Russia’s warm winter rouses bears out of hibernation
An unusually warm Russian December was what woke Dasha the bear, The Washington Post reports.
Balmy temperatures melted the snow at the Bolsherechensky Zoo in the Omsk region, 1,700 miles east of Moscow, and interrupted hibernation for the brown bears.
“They probably decided that spring had come,” zoo spokeswoman Natalya Bolotova said.
After burrowing out of their hay beds, most ate a meal and went back to sleep — except for Dasha, a Himalayan. It didn’t get comfortably cool enough for her until Thursday.
Russians across the country can sympathize.

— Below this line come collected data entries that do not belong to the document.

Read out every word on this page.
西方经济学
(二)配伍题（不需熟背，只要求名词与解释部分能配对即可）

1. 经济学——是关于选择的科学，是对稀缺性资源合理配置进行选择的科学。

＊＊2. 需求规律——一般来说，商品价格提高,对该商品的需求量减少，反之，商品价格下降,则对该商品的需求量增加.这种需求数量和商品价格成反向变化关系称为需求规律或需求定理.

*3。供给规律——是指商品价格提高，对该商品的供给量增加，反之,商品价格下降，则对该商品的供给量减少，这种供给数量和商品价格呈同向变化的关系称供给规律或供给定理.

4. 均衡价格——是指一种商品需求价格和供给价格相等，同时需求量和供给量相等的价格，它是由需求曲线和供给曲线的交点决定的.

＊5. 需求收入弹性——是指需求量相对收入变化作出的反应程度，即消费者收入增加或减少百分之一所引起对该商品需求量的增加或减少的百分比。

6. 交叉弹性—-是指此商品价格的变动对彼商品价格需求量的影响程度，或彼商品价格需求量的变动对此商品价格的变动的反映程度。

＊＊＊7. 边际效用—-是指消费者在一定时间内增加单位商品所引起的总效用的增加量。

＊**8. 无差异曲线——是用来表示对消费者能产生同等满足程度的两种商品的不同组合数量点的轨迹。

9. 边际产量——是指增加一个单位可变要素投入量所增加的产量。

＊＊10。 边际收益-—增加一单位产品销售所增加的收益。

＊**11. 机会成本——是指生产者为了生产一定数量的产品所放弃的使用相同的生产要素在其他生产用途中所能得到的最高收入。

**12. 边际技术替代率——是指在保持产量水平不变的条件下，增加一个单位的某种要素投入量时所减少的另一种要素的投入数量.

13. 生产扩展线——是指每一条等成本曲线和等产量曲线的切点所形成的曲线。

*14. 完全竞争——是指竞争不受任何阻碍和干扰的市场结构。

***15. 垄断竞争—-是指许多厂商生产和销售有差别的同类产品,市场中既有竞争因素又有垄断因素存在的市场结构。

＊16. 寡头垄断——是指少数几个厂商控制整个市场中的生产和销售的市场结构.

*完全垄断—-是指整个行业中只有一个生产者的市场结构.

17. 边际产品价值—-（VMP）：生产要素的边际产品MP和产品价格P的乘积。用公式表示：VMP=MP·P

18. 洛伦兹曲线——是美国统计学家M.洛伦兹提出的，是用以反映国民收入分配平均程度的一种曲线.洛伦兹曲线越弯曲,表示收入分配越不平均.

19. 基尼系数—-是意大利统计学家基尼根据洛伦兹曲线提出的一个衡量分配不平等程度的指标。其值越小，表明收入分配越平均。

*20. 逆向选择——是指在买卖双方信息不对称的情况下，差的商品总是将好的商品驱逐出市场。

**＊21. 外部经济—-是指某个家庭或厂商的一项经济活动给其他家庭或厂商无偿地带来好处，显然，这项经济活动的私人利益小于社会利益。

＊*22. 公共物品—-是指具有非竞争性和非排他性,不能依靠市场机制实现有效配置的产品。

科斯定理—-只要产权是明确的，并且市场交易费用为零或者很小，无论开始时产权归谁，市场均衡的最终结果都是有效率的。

The nation is experiencing a winter heat wave that is such a hot-button issue that it was the first question posed to President Vladimir Putin during his four-plus-hour end-of-year news conference Thursday. A day earlier, Russia’s Hydrometeorological Research Center recorded Moscow’s warmest December temperature in 133 years (5.6 degrees Celsius, or 42 degrees Fahrenheit). The European part of Russia is experiencing weather that’s 5 to 8 degrees Celsius warmer than the norm for late December.
Putin responded that “nobody knows” the origins of global warming, but he acknowledged that it’s a serious issue and that Russia “must undertake maximum efforts to ensure that the climate does not change dramatically.”